Lookup when foreignField is in an Array

I want to lookup from an object to a collection where the foreignField key is embedded into an array of objects. I have:
collection "shirts"
{
"_id" : ObjectId("5a797ef0768d8418866eb0f6"),
"name" : "Supermanshirt",
"price" : 9.99,
"flavours" : [
{
"flavId" : ObjectId("5a797f8c768d8418866ebad3"),
"size" : "M",
"color": "white",
},
{
"flavId" : ObjectId("3a797f8c768d8418866eb0f7"),
"size" : "XL",
"color": "red",
},
]
}
collection "basket"
{
"_id" : ObjectId("5a797ef0333d8418866ebabc"),
"basketName" : "Default",
"items" : [
{
"dateAdded" : 1526996879787.0,
"itemFlavId" : ObjectId("5a797f8c768d8418866ebad3")
}
],
}
My Query:
basketSchema.aggregate([
{
$match: { $and: [{ _id }, { basketName }]},
},
{
$unwind: '$items',
},
{
$lookup:
{
from: 'shirts',
localField: 'items.itemFlavId',
foreignField: 'flavours.flavId',
as: 'ordered_shirts',
},
},
]).toArray();
my expected result:
[{
"_id" : ObjectId("5a797ef0333d8418866ebabc"),
"basketName" : "Default",
"items" : [
{
"dateAdded" : 1526996879787.0,
"itemFlavId" : ObjectId("5a797f8c768d8418866ebad3")
}
],
"ordered_shirts" : [
{
"_id" : ObjectId("5a797ef0768d8418866eb0f6"),
"name" : "Supermanshirt",
"price" : 9.99,
"flavours" : [
{
"flavId" : ObjectId("5a797f8c768d8418866ebad3"),
"size" : "M",
"color": "white",
}
]
}
],
}]
but instead my ordered_shirts array is empty.
How can I use a foreignField if this foreignField is embedded in an array at the other collection?
I am using MongoDB 3.6.4
As commented, it would appear that there is simply something up in your code where you are pointing at the wrong collection. The general case for this is to simply look at the example listing provided below and see what the differences are, since with the data you provide and the correct collection names then your expected result is in fact returned.
Of course where you need to take such a query "after" that initial $lookup stage is not a simple matter. From a structural standpoint, what you have is generally not a great idea since referring "joins" into items within an array means you are always returning data which is not necessarily "related".
There are some ways to combat that, and mostly there is the form of "non-correlated" $lookup introduced with MongoDB 3.6 which can aid in ensuring you are not returning "unnecessary" data in the "join".

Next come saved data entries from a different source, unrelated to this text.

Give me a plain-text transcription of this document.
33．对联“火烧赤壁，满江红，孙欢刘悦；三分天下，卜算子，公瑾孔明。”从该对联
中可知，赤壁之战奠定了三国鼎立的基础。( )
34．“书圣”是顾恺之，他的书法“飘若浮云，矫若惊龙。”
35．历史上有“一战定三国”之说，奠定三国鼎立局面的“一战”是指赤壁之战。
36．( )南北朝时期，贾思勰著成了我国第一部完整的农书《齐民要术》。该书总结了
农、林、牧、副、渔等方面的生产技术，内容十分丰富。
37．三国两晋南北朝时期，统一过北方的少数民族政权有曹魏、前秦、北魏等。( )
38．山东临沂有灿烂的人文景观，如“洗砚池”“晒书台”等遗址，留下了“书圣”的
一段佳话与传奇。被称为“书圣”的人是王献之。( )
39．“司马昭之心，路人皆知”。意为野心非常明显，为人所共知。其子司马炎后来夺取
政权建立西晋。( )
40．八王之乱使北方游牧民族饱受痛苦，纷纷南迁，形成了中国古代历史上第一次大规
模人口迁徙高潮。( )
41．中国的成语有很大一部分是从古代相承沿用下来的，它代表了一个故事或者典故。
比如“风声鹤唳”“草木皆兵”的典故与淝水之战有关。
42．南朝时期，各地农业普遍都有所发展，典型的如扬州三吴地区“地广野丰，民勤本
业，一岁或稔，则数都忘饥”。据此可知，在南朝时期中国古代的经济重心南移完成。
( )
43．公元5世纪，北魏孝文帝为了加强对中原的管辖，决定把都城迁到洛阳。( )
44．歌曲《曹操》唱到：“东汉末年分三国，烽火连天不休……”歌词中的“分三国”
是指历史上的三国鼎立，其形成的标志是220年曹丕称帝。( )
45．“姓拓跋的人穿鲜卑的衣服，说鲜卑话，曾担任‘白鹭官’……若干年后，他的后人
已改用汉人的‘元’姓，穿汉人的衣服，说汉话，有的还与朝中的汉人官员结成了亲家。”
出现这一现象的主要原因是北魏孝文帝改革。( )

I'm working here in the form of "merging" the "sku" detail with the "items" in the basket, so a first form would be:
Optimal MongoDB 3.6
// Store some vars like you have
let _id = ObjectId("5a797ef0333d8418866ebabc"),
basketName = "Default";
// Run non-correlated $lookup
let optimal = await Basket.aggregate([
{ "$match": { _id, basketName } },
{ "$lookup": {
"from": Shirt.collection.name,
"as": "items",
"let": { "items": "$items" },
"pipeline": [
{ "$match": {
"$expr": {
"$setIsSubset": ["$$items.itemflavId", "$flavours.flavId"]
}
}},
{ "$project": {
"_id": 0,
"items": {
"$map": {
"input": {
"$filter": {
"input": "$flavours",
"cond": { "$in": [ "$$this.flavId", "$$items.itemFlavId" ]}
}
},
"in": {
"$mergeObjects": [
{ "$arrayElemAt": [
"$$items",
{ "$indexOfArray": [
"$$items.itemFlavId", "$$this.flavId" ] }
]},
{ "name": "$name", "price": "$price" },
"$$this"
]
}
}
}
}},
{ "$unwind": "$items" },
{ "$replaceRoot": { "newRoot": "$items" } }
]
}}
])
Note that since you are using mongoose to hold details for the models we can use Shirt.collection.name here to read the property from that model with the actual collection name as needed for the $lookup. This helps avoid confusion within the code and also "hard-coding" something like the collection name when it's actually stored somewhere else. In this way should you change the code which registers the "model" in a way which altered the collection name, then this would always retrieve the correct name for use in the pipeline stage.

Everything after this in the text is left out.